Medizinische Physik and Cluster of Excellence Hearing4All Carl-von-Ossietzky Universität Oldenburg, Oldenburg, Germany.
Trends Hear. 2020 Jan-Dec;24:2331216520975630. doi: 10.1177/2331216520975630.
The equalization cancellation model is often used to predict the binaural masking level difference. Previously its application to speech in noise has required separate knowledge about the speech and noise signals to maximize the signal-to-noise ratio (SNR). Here, a novel, equalization cancellation model is introduced that can use the mixed signals. This approach does not require any assumptions about particular sound source directions. It uses different strategies for positive and negative SNRs, with the switching between the two steered by a blind decision stage utilizing modulation cues. The output of the model is a single-channel signal with enhanced SNR, which we analyzed using the speech intelligibility index to compare speech intelligibility predictions. In a first experiment, the model was tested on experimental data obtained in a scenario with spatially separated target and masker signals. Predicted speech recognition thresholds were in good agreement with measured speech recognition thresholds with a root mean square error less than 1 dB. A second experiment investigated signals at positive SNRs, which was achieved using time compressed and low-pass filtered speech. The results demonstrated that binaural unmasking of speech occurs at positive SNRs and that the modulation-based switching strategy can predict the experimental results.
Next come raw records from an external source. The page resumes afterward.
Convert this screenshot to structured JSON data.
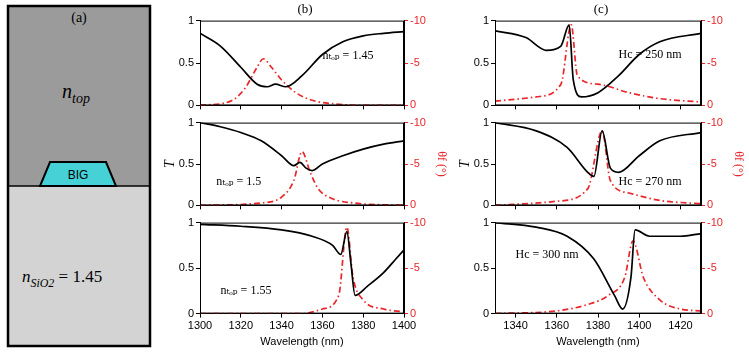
{
  "diagram": {
    "label": "(a)",
    "top_medium": {
      "symbol": "n",
      "subscript": "top"
    },
    "core": "BIG",
    "substrate": {
      "symbol": "n",
      "subscript": "SiO2",
      "text": " = 1.45"
    }
  },
  "chart_data": [
    {
      "type": "line",
      "title": "(b)",
      "annotation": "nₜₒₚ = 1.45",
      "tick_labels": "y",
      "xlim": [
        1300,
        1400
      ],
      "xticks": [
        1300,
        1320,
        1340,
        1360,
        1380,
        1400
      ],
      "ylim": [
        0,
        1
      ],
      "yticks": [
        0,
        0.5,
        1
      ],
      "y2lim": [
        0,
        -10
      ],
      "y2ticks": [
        -10,
        -5,
        0
      ],
      "series": [
        {
          "color": "#000000",
          "line_style": "solid",
          "x": [
            1300,
            1310,
            1320,
            1328,
            1333,
            1337,
            1342,
            1350,
            1360,
            1370,
            1380,
            1390,
            1400
          ],
          "values": [
            0.85,
            0.7,
            0.45,
            0.25,
            0.22,
            0.25,
            0.22,
            0.35,
            0.6,
            0.75,
            0.82,
            0.85,
            0.87
          ]
        },
        {
          "color": "#e8262b",
          "line_style": "dashdot",
          "axis": "y2",
          "x": [
            1300,
            1315,
            1322,
            1328,
            1331,
            1335,
            1340,
            1347,
            1355,
            1365,
            1380,
            1400
          ],
          "values": [
            0,
            -0.5,
            -2,
            -4.5,
            -5.5,
            -4.5,
            -3,
            -1.5,
            -0.6,
            -0.2,
            0,
            0
          ]
        }
      ]
    },
    {
      "type": "line",
      "annotation": "nₜₒₚ = 1.5",
      "tick_labels": "y",
      "ylabel": "T",
      "y2label": "θf (°)",
      "xlim": [
        1300,
        1400
      ],
      "xticks": [
        1300,
        1320,
        1340,
        1360,
        1380,
        1400
      ],
      "ylim": [
        0,
        1
      ],
      "yticks": [
        0,
        0.5,
        1
      ],
      "y2lim": [
        0,
        -10
      ],
      "y2ticks": [
        -10,
        -5,
        0
      ],
      "series": [
        {
          "color": "#000000",
          "line_style": "solid",
          "x": [
            1300,
            1310,
            1320,
            1330,
            1340,
            1346,
            1349,
            1352,
            1355,
            1360,
            1370,
            1380,
            1390,
            1400
          ],
          "values": [
            1.0,
            0.95,
            0.88,
            0.78,
            0.6,
            0.48,
            0.52,
            0.45,
            0.42,
            0.5,
            0.6,
            0.68,
            0.74,
            0.78
          ]
        },
        {
          "color": "#e8262b",
          "line_style": "dashdot",
          "axis": "y2",
          "x": [
            1300,
            1330,
            1340,
            1346,
            1350,
            1354,
            1358,
            1365,
            1375,
            1400
          ],
          "values": [
            0,
            -0.3,
            -1,
            -3,
            -6.5,
            -4,
            -2,
            -0.8,
            -0.3,
            0
          ]
        }
      ]
    },
    {
      "type": "line",
      "annotation": "nₜₒₚ = 1.55",
      "xlabel": "Wavelength (nm)",
      "xlim": [
        1300,
        1400
      ],
      "xticks": [
        1300,
        1320,
        1340,
        1360,
        1380,
        1400
      ],
      "ylim": [
        0,
        1
      ],
      "yticks": [
        0,
        0.5,
        1
      ],
      "y2lim": [
        0,
        -10
      ],
      "y2ticks": [
        -10,
        -5,
        0
      ],
      "series": [
        {
          "color": "#000000",
          "line_style": "solid",
          "x": [
            1300,
            1320,
            1340,
            1355,
            1365,
            1369,
            1372,
            1374,
            1376,
            1382,
            1390,
            1396,
            1400
          ],
          "values": [
            0.98,
            0.96,
            0.92,
            0.85,
            0.75,
            0.65,
            0.9,
            0.55,
            0.2,
            0.3,
            0.45,
            0.6,
            0.7
          ]
        },
        {
          "color": "#e8262b",
          "line_style": "dashdot",
          "axis": "y2",
          "x": [
            1300,
            1350,
            1360,
            1368,
            1372,
            1375,
            1380,
            1390,
            1400
          ],
          "values": [
            0,
            0,
            -0.5,
            -2,
            -9.5,
            -4,
            -1.5,
            -0.5,
            -0.2
          ]
        }
      ]
    },
    {
      "type": "line",
      "title": "(c)",
      "annotation": "Hc = 250 nm",
      "tick_labels": "y",
      "xlim": [
        1330,
        1430
      ],
      "xticks": [
        1340,
        1360,
        1380,
        1400,
        1420
      ],
      "ylim": [
        0,
        1
      ],
      "yticks": [
        0,
        0.5,
        1
      ],
      "y2lim": [
        0,
        -10
      ],
      "y2ticks": [
        -10,
        -5,
        0
      ],
      "series": [
        {
          "color": "#000000",
          "line_style": "solid",
          "x": [
            1330,
            1345,
            1355,
            1362,
            1366,
            1368,
            1372,
            1380,
            1390,
            1400,
            1410,
            1430
          ],
          "values": [
            0.88,
            0.8,
            0.65,
            0.7,
            0.95,
            0.3,
            0.1,
            0.15,
            0.35,
            0.6,
            0.75,
            0.85
          ]
        },
        {
          "color": "#e8262b",
          "line_style": "dashdot",
          "axis": "y2",
          "x": [
            1330,
            1350,
            1362,
            1367,
            1370,
            1380,
            1395,
            1410,
            1430
          ],
          "values": [
            -0.5,
            -1,
            -2.5,
            -9.5,
            -3.5,
            -2.5,
            -1.5,
            -0.8,
            -0.4
          ]
        }
      ]
    },
    {
      "type": "line",
      "annotation": "Hc = 270 nm",
      "tick_labels": "y",
      "ylabel": "T",
      "y2label": "θf (°)",
      "xlim": [
        1330,
        1430
      ],
      "xticks": [
        1340,
        1360,
        1380,
        1400,
        1420
      ],
      "ylim": [
        0,
        1
      ],
      "yticks": [
        0,
        0.5,
        1
      ],
      "y2lim": [
        0,
        -10
      ],
      "y2ticks": [
        -10,
        -5,
        0
      ],
      "series": [
        {
          "color": "#000000",
          "line_style": "solid",
          "x": [
            1330,
            1350,
            1365,
            1375,
            1378,
            1382,
            1386,
            1390,
            1400,
            1410,
            1430
          ],
          "values": [
            1.0,
            0.9,
            0.7,
            0.4,
            0.35,
            0.9,
            0.45,
            0.4,
            0.6,
            0.78,
            0.88
          ]
        },
        {
          "color": "#e8262b",
          "line_style": "dashdot",
          "axis": "y2",
          "x": [
            1330,
            1360,
            1375,
            1382,
            1386,
            1395,
            1410,
            1430
          ],
          "values": [
            0,
            -0.5,
            -2,
            -9,
            -3,
            -1.5,
            -0.6,
            -0.2
          ]
        }
      ]
    },
    {
      "type": "line",
      "annotation": "Hc = 300 nm",
      "xlabel": "Wavelength (nm)",
      "xlim": [
        1330,
        1430
      ],
      "xticks": [
        1340,
        1360,
        1380,
        1400,
        1420
      ],
      "ylim": [
        0,
        1
      ],
      "yticks": [
        0,
        0.5,
        1
      ],
      "y2lim": [
        0,
        -10
      ],
      "y2ticks": [
        -10,
        -5,
        0
      ],
      "series": [
        {
          "color": "#000000",
          "line_style": "solid",
          "x": [
            1330,
            1350,
            1365,
            1378,
            1388,
            1392,
            1396,
            1398,
            1405,
            1420,
            1430
          ],
          "values": [
            1.0,
            0.95,
            0.85,
            0.6,
            0.2,
            0.05,
            0.4,
            0.92,
            0.85,
            0.85,
            0.88
          ]
        },
        {
          "color": "#e8262b",
          "line_style": "dashdot",
          "axis": "y2",
          "x": [
            1330,
            1360,
            1375,
            1385,
            1393,
            1397,
            1402,
            1410,
            1420,
            1430
          ],
          "values": [
            0,
            -0.3,
            -1,
            -2,
            -4,
            -8,
            -4,
            -1.5,
            -0.5,
            -0.3
          ]
        }
      ]
    }
  ]
}
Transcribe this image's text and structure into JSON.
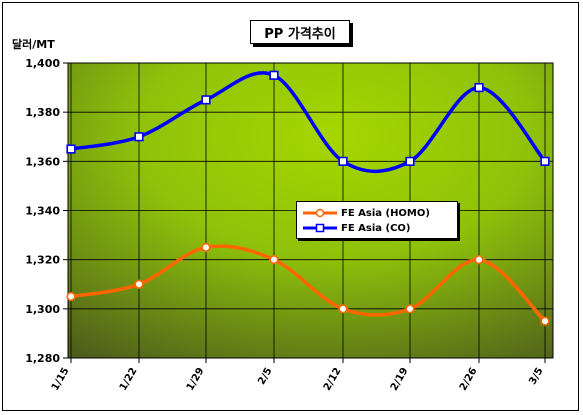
{
  "chart_data": {
    "type": "line",
    "title": "PP 가격추이",
    "ylabel": "달러/MT",
    "xlabel": "",
    "categories": [
      "1/15",
      "1/22",
      "1/29",
      "2/5",
      "2/12",
      "2/19",
      "2/26",
      "3/5"
    ],
    "ylim": [
      1280,
      1400
    ],
    "yticks": [
      "1,280",
      "1,300",
      "1,320",
      "1,340",
      "1,360",
      "1,380",
      "1,400"
    ],
    "series": [
      {
        "name": "FE Asia (HOMO)",
        "values": [
          1305,
          1310,
          1325,
          1320,
          1300,
          1300,
          1320,
          1295
        ],
        "color": "#ff6600",
        "marker": "circle"
      },
      {
        "name": "FE Asia (CO)",
        "values": [
          1365,
          1370,
          1385,
          1395,
          1360,
          1360,
          1390,
          1360
        ],
        "color": "#0000ff",
        "marker": "square"
      }
    ],
    "legend": "center-right",
    "grid": true,
    "colors": {
      "plot_bg_light": "#9acd00",
      "plot_bg_dark": "#556b1a"
    }
  }
}
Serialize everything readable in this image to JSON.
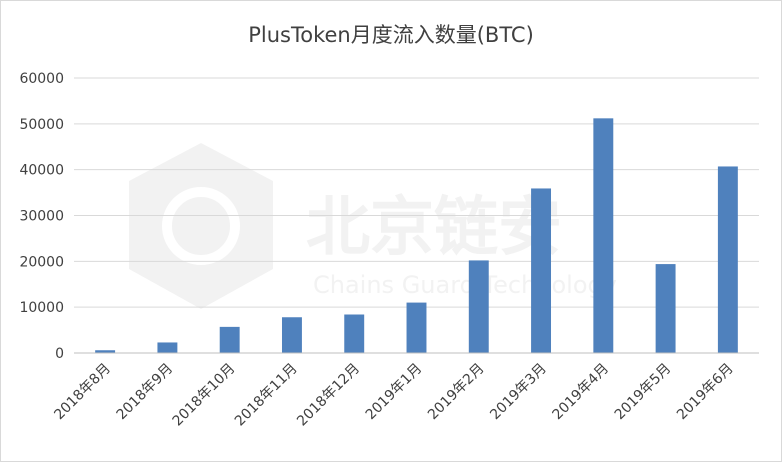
{
  "watermark": {
    "name_cn": "北京链安",
    "name_en": "Chains Guard Technology"
  },
  "chart_data": {
    "type": "bar",
    "title": "PlusToken月度流入数量(BTC)",
    "xlabel": "",
    "ylabel": "",
    "categories": [
      "2018年8月",
      "2018年9月",
      "2018年10月",
      "2018年11月",
      "2018年12月",
      "2019年1月",
      "2019年2月",
      "2019年3月",
      "2019年4月",
      "2019年5月",
      "2019年6月"
    ],
    "values": [
      600,
      2300,
      5700,
      7800,
      8400,
      11000,
      20200,
      35900,
      51200,
      19400,
      40700
    ],
    "ylim": [
      0,
      60000
    ],
    "yticks": [
      0,
      10000,
      20000,
      30000,
      40000,
      50000,
      60000
    ],
    "grid": true,
    "legend": "none",
    "bar_color": "#4f81bd"
  }
}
均衡抵消模型常用于预测双耳掩蔽级差。在此之前,其在噪声中语音的应用需要关于语音和噪声信号的单独知识以实现最大信噪比(SNR)。在此引入了一种新颖的均衡抵消模型,它可以使用混合信号。这种方法不需要对特定声源方向做出任何假设。它为正 SNR 和负 SNR 使用不同的策略,两者之间的切换由利用调制线索的盲目决策阶段引导。该模型的输出是一个具有增强 SNR 的单声道信号,我们使用语音可懂度指数来分析该信号,以比较语音可懂度预测。在第一个实验中,该模型在目标信号和掩蔽信号空间分离的场景中获取的实验数据上进行了测试。预测的语音识别阈值与测量的语音识别阈值非常吻合,均方根误差小于 1dB。第二个实验研究了正 SNR 下的信号,该 SNR 是通过时间压缩和低通滤波语音实现的。结果表明,正 SNR 下会发生语音的双耳掩蔽,且基于调制的切换策略可以预测实验结果。